O consumidor alegou que os juros ultrapassavam os índices normalmente praticados. No entanto, isso não convenceu a magistrada. Ela afirmou que, em contratos bancários, os valores acordados entre as partes devem ser respeitados, desde que não envolvam fraude, usura ou vícios na negociação.
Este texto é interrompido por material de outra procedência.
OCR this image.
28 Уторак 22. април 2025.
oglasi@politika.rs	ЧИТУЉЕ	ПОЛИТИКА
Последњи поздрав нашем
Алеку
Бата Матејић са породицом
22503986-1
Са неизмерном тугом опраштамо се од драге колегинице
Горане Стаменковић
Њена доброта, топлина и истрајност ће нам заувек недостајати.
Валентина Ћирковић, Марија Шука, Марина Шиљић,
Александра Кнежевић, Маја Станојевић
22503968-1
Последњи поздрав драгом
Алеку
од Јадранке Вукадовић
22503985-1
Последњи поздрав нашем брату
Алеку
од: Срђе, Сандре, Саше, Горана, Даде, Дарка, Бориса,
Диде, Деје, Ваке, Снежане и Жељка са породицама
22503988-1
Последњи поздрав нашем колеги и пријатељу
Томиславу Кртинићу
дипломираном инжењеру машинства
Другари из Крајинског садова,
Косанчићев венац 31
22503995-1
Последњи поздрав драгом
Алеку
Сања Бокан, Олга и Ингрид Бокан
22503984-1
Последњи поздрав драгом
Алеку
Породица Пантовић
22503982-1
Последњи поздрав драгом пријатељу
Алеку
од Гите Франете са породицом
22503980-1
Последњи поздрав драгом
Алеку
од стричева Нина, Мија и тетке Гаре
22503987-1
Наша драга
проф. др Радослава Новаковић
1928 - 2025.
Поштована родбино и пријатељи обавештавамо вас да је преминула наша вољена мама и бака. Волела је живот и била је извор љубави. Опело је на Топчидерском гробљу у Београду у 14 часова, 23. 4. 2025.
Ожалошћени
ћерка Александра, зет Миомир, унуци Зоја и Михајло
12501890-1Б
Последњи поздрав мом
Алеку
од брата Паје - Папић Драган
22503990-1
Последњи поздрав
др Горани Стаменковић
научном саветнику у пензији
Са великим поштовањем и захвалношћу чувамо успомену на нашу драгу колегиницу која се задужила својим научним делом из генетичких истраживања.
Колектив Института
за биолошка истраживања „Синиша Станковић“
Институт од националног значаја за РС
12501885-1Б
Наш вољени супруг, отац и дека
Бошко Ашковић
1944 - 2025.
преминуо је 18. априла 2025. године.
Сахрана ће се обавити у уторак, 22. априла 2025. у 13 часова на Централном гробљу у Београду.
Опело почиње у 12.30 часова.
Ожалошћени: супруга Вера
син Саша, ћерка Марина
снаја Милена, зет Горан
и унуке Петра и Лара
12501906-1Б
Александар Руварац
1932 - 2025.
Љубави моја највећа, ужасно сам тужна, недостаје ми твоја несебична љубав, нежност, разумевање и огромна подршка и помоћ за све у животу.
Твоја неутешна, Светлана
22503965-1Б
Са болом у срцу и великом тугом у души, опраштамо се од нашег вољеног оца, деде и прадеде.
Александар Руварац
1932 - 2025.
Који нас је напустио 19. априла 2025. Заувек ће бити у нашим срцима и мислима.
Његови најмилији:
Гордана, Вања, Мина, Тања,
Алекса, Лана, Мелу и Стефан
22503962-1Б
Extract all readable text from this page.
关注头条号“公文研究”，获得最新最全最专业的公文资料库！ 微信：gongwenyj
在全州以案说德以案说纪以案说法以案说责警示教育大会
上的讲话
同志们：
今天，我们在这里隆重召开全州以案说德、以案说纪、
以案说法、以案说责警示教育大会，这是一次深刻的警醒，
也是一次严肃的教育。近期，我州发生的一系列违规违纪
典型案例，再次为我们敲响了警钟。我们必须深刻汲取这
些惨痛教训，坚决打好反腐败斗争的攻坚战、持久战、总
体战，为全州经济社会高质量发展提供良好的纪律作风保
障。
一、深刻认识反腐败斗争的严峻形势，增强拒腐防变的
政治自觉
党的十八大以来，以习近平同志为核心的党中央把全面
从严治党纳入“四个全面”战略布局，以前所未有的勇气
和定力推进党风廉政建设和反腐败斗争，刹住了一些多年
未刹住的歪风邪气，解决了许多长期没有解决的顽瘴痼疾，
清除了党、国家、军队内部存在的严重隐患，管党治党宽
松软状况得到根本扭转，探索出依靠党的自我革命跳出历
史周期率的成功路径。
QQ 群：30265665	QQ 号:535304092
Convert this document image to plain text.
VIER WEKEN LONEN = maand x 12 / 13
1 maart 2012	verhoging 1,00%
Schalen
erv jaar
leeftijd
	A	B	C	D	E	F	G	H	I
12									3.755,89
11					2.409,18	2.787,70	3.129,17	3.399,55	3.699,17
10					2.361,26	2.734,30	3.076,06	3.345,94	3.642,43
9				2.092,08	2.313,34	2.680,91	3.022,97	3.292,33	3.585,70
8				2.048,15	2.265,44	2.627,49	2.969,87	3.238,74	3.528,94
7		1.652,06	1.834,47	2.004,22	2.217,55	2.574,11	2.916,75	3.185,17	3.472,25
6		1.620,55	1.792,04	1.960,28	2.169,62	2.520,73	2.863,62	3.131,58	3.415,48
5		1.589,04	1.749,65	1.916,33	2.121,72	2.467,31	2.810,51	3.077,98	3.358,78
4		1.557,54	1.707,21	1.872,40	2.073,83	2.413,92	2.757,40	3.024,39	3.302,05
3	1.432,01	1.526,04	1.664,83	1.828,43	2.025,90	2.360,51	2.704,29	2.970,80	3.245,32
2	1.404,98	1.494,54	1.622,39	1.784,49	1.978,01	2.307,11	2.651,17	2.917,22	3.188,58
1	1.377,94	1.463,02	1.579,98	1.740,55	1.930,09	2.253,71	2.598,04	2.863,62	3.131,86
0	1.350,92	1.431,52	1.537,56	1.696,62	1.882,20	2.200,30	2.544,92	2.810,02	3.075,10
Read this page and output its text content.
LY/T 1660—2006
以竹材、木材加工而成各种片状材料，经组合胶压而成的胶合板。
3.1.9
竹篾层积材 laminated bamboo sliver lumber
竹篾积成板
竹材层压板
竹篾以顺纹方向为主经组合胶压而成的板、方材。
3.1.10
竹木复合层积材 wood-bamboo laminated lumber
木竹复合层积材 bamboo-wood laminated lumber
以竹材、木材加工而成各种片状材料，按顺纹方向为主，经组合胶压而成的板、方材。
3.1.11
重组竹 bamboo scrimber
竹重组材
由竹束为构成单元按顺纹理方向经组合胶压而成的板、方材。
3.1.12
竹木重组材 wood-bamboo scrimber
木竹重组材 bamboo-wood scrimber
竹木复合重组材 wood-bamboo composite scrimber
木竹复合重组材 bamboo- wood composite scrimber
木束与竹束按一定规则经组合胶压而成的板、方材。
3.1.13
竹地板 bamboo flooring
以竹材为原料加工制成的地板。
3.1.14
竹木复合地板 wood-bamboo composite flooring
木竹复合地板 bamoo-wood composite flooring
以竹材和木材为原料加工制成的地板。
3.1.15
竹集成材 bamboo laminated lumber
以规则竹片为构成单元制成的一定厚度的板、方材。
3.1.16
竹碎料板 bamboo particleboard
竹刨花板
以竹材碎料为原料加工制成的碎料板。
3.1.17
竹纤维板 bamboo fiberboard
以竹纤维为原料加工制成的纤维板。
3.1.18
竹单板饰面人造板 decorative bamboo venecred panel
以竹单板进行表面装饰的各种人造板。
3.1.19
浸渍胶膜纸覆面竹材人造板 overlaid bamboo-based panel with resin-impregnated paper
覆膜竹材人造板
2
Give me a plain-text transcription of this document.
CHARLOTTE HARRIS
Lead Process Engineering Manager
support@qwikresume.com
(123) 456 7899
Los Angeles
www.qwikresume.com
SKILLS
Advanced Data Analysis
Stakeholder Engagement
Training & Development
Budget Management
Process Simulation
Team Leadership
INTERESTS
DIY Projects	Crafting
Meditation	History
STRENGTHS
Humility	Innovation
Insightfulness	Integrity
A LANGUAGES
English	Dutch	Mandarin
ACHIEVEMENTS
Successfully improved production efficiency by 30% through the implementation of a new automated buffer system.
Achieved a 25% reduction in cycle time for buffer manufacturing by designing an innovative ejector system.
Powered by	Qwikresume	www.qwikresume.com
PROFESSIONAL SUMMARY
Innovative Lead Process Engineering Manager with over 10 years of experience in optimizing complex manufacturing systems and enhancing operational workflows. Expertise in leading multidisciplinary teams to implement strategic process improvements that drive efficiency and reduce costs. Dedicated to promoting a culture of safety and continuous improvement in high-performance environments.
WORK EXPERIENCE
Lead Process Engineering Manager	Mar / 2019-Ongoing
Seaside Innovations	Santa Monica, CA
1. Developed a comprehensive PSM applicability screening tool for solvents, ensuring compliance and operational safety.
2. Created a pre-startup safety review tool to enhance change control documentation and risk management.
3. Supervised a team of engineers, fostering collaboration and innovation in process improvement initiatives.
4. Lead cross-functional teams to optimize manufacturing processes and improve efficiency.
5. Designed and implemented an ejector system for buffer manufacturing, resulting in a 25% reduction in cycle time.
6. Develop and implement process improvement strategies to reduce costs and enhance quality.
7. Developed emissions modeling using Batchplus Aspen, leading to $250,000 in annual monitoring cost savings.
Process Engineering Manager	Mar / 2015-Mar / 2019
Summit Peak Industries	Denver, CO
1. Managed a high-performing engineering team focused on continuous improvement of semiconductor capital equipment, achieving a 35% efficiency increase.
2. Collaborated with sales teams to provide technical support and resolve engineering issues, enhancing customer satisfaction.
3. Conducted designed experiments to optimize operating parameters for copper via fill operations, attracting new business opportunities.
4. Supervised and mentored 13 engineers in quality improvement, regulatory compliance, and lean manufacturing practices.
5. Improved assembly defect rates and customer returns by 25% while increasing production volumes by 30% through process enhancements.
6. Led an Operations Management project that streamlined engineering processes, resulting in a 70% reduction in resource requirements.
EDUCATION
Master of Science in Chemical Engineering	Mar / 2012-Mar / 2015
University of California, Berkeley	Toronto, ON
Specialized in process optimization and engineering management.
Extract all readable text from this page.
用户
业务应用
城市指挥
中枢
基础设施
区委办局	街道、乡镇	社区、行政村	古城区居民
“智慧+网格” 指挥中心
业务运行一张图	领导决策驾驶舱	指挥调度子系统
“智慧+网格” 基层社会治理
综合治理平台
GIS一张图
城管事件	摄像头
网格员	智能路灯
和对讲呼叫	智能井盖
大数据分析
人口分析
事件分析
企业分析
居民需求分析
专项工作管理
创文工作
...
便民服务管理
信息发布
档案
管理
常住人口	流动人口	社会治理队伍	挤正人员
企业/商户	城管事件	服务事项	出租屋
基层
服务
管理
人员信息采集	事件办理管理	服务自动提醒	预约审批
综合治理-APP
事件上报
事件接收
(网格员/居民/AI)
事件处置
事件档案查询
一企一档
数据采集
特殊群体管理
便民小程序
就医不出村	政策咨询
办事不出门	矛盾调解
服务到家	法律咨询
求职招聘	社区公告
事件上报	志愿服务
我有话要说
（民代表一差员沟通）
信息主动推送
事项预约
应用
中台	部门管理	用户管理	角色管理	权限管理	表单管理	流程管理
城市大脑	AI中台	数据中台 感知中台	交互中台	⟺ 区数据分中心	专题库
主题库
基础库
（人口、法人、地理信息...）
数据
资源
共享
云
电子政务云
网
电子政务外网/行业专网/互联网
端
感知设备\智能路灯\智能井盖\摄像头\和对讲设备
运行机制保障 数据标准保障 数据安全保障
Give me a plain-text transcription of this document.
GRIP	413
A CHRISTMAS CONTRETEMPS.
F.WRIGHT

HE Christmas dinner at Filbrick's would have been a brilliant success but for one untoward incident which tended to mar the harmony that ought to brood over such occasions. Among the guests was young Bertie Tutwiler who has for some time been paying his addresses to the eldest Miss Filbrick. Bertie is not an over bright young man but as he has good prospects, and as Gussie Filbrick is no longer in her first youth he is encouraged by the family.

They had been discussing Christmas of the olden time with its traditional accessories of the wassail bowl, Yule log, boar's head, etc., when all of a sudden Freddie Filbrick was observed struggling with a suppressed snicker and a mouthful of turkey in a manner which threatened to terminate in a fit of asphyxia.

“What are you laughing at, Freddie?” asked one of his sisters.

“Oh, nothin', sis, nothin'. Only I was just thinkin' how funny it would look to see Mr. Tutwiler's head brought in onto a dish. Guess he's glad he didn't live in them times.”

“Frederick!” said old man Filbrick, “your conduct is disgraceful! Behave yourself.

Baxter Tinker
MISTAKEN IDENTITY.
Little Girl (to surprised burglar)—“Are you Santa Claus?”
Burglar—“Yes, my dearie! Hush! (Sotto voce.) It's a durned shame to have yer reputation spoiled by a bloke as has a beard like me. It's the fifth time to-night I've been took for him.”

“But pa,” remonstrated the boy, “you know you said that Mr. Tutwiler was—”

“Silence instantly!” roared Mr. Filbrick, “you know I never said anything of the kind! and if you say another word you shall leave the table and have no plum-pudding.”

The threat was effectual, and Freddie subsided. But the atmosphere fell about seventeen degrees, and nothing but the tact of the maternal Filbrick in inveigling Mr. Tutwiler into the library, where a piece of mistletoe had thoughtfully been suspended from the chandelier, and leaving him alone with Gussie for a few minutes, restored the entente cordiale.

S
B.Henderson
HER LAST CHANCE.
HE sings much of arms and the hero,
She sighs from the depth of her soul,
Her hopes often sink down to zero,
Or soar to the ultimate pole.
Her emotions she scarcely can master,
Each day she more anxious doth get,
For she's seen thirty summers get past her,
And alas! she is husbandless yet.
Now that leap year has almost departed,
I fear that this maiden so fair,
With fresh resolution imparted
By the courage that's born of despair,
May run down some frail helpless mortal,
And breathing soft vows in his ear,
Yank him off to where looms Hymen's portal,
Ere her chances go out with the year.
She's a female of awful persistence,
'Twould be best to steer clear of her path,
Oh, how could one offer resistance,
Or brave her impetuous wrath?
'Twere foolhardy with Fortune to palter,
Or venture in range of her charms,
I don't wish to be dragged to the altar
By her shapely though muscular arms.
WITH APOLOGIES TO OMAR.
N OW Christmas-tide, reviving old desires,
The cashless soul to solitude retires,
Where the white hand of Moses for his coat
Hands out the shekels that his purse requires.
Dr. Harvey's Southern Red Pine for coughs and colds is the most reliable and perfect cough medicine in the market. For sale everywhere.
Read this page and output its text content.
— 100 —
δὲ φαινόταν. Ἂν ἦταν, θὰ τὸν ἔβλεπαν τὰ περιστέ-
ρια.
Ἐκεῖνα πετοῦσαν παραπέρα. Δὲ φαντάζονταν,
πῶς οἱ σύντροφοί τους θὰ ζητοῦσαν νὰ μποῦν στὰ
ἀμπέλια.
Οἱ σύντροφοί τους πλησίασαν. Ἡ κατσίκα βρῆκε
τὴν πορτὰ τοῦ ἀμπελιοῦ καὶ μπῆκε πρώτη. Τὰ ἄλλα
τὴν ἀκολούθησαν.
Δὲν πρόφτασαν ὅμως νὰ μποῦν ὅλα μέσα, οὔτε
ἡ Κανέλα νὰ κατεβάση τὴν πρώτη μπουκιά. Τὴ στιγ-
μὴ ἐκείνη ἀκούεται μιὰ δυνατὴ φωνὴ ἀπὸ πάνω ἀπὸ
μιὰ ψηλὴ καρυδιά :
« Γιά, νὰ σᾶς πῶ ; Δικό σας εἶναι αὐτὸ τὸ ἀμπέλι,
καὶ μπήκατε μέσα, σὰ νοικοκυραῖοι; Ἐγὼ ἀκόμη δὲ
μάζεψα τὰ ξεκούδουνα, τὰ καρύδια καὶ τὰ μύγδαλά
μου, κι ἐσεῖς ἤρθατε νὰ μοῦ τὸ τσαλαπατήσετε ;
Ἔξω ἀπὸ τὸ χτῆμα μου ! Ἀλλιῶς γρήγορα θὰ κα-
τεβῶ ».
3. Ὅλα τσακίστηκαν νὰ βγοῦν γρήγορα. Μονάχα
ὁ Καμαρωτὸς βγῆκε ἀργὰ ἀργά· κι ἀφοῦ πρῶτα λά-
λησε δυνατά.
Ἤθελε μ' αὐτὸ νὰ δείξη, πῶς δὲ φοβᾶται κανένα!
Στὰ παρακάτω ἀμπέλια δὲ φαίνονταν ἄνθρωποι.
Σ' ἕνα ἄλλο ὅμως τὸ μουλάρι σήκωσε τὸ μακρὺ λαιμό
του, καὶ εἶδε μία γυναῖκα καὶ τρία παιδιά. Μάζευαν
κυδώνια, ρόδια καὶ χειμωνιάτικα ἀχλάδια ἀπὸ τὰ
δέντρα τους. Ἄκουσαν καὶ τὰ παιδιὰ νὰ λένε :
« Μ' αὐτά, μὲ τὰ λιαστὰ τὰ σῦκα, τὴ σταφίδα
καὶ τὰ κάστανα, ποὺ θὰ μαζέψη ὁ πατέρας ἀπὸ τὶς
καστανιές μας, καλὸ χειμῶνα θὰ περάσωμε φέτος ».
Além disso, a decisão segue o entendimento consolidado pelo Superior Tribunal de Justiça (STJ). Segundo o tribunal, cobrar juros acima da média não configura abuso automaticamente. Para que haja intervenção judicial, é necessário provar desequilíbrio contratual relevante ou vantagem excessiva.
A juíza, portanto, adotou uma postura alinhada com essa jurisprudência. Ela ressaltou que a liberdade contratual continua sendo um princípio fundamental no Direito Privado. Se as partes assinaram o contrato de forma consciente e sem vícios, o Judiciário deve preservar esse acordo.
Essa decisão tem efeitos práticos importantes. Por um lado, reforça a segurança jurídica para instituições financeiras, que ganham respaldo para manter contratos com juros elevados. Por outro, coloca sobre o consumidor a responsabilidade de negociar melhor.
Nesse sentido, especialistas recomendam que o cliente analise todos os detalhes do contrato antes de fechar negócio. Comparar juros, entender o custo efetivo total (CET) e verificar a média de mercado são atitudes que evitam prejuízos futuros. Depois de assinado, o contrato só poderá ser alterado se houver ilegalidade evidente.